C’est pourquoi Montesquieu n’a point conformé son style à ses sujets, mais plutôt ses sujets à son style ; et sa manière d’écrire lui a comme imposé sa manière de penser. Le titre importe à peine, et le cadre, et la nature des digressions ; sous le nom de Lettres persanes, de Considérations sur la grandeur et la décadence des Romains, d’Esprit des lois, Montesquieu, en réalité, n’a jamais écrit qu’un seul ouvrage ; et les huit ou dix volumes de ses œuvres sont huit ou dix volumes de Considérations sur les mêmes matières. C’est un homme qui lit, non pas à l’aventure, mais sans beaucoup de suite, qui médite sur ce qu’il a lu, qui le reprend à son compte, qui le plie aux exigences de sa propre personnalité, qui le transforme en se l’assimilant, — et qui ne réussit pas d’ailleurs à lui imposer une véritable unité. Je veux bien, comme le dit M.- Janet, au début de son Introduction, que « l’Esprit des lois, sans aucun doute, soit le plus grand livre du XVIIIe siècle, » — quoique pourtant l’Essai sur les mœurs, et la Nouvelle Héloïse, et l’Histoire naturelle, dans des genres assez différens, comme l’on voit, soient d’assez grands livres aussi, — mais il faut bien l’avouer, le désordre y est extrême et la lecture en est laborieuse. Bodin, au XVIe siècle, dans sa République, est beaucoup plus prolixe ; il est à peine plus confus. Qui donc a dit que l’intelligence de Montesquieu était en quelque sorte fragmentaire, peu capable d’ordre, et tout à fait inhabile à la composition ? On pourrait ajouter, quelque sujet dont il s’empare, comme il le creuse très profondément, que ses conclusions vont en s’éloignant, en divergeant les unes des autres à mesure même qu’il leur donne cette forme arrêtée et définitive, qui est la sienne. Il ne perd pas sa matière de vue, mais elle lui échappe d’elle-même, et les a mains paternelles, » selon son expression, lui en tombent de découragement : Bis patriæ cecidere manus. Il y a trop de choses dans l’Esprit des lois, trop diverses, et un plan trop vaste.

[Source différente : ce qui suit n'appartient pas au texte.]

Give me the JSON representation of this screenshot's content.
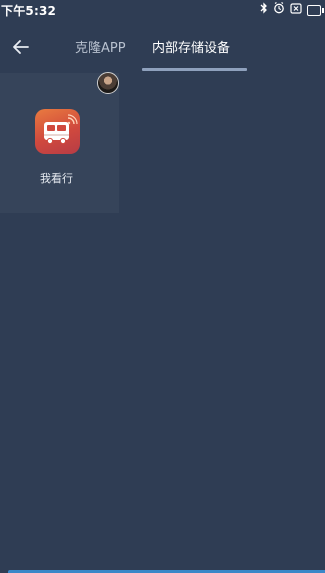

Plus j’ai lu l’Esprit des lois, et moins j’en ai discerné le véritable objet. Les analyses que l’on en a données ne m’ont pas éclairé davantage, et elles n’ont pas non plus éclairé les autres, puisque autant que j’ai consulté de critiques ou de commentateurs de l’Esprit des lois, autant en ai-je trouvé d’interprètes. L’Essai sur les mœurs, ou le Discours sur l’histoire universelle, voilà qui est clair, qui est lumineux, dont l’objet et l’idée générale, faciles à saisir, faciles à retenir, n’ont jamais fait hésiter personne. Il n’en est pas de même de l’Esprit des lois. « Ceux qui auront quelques lumières, disait Montesquieu dans sa Défense de l’Esprit des lois, verront du premier coup d’œil que cet ouvrage a pour objet les lois, les coutumes et les divers usages des peuples de la terre. » C’est à peu près comme s’il nous disait que son ouvrage a pour objet toute la jurisprudence et toute la politique, toute l’histoire et toute la morale. Il se moque de nous, et sa définition n’est qu’une gasconnade. Mais la vérité, c’est que deux ou trois principaux objets se disputent, dans l’Esprit des lois, la pensée de Montesquieu ; qu’incertain lui-même entre eux, il va sans cesse de l’un à l’autre, non sans plier à chaque pas sous l’amoncellement de ses notes, et qu’en vain il affecte la décision et la sécurité, il manque du point fixe qui devrait servir de repère à ses excursions, de but à ses démarches et de centre à son livre.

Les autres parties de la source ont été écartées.